With the Paris 2024 Olympics only one year away, the Games are set to inspire people and communities all across the country. Houston hopes that by sharing their story it will give others motivation to get involved into sport.
Houston must build up their ranking points to sit within the top 16 b-girls in the world in order to reach next year’s Games but is still confident of doing so.
It is this part of their story that deserves the headlines, because if they succeed they will have made a remarkable comeback to dancing.
The former theatre performer was sidelined for over a year with long Covid, having to learn to dance again before setting off on the path of Olympic dreams.

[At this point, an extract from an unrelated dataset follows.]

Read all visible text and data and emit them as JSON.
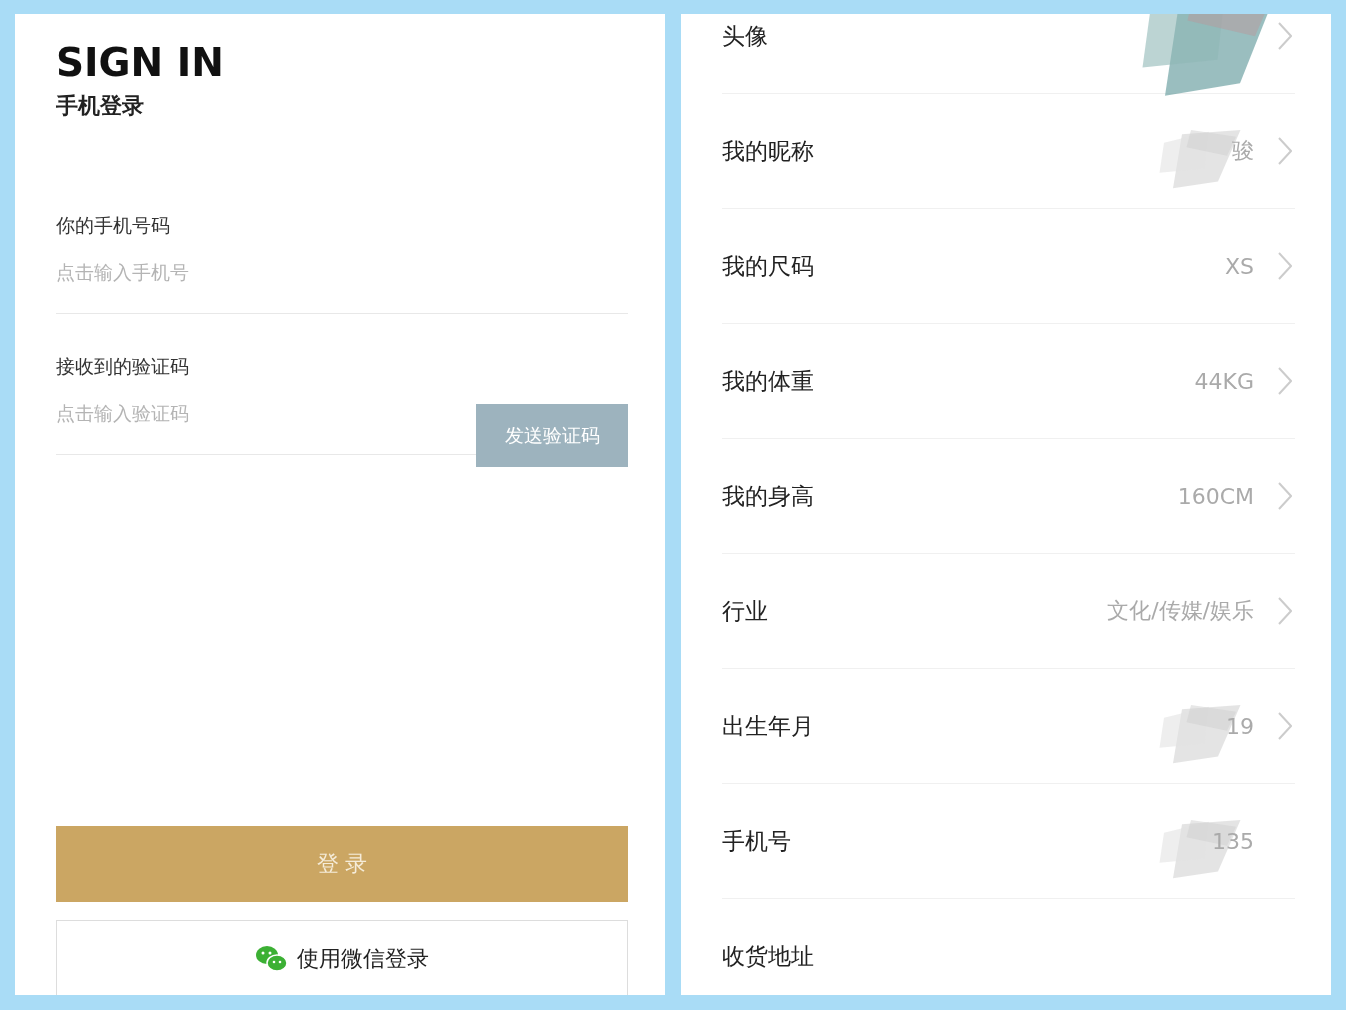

Their route into dancing started in Stirling but came alive when they moved to bigger cities and found other people interested in the breaking scene.
However, with that, Houston stepped into a space that was not always safe for people who were not straight cisgender men.
That is why they use their position and voice to share their experiences and to show that breaking, and sport, is a place for all.
Houston said: “The sexism in breaking has been, just like anywhere else, a problem. Now that there’s more of an awareness, there’s now more opportunity for women and anyone else who’s not cis male to be in these spaces and be safe in these spaces.
“Because it’s one thing to be in the space, and it’s another to be safe in it, and then it’s another to be actually included in it.
“I think the more that there’s gender diversity in the scene, the better that is for everyone.
“It is a tricky one of being quite open and then feeling like the focus can sometimes become about me being a spokesperson in relation to a whole topic while I am just my one little me.
“I’m just saying these things and then people pick up on them and can make it into as big or as little a thing as they want.
“But ultimately, I want to express myself through how I dance and move. What I have to say is hopefully useful and important as well and can bring people together.
“That’s my aim, rather than create more divides, it is to create more compassion and shared understanding.”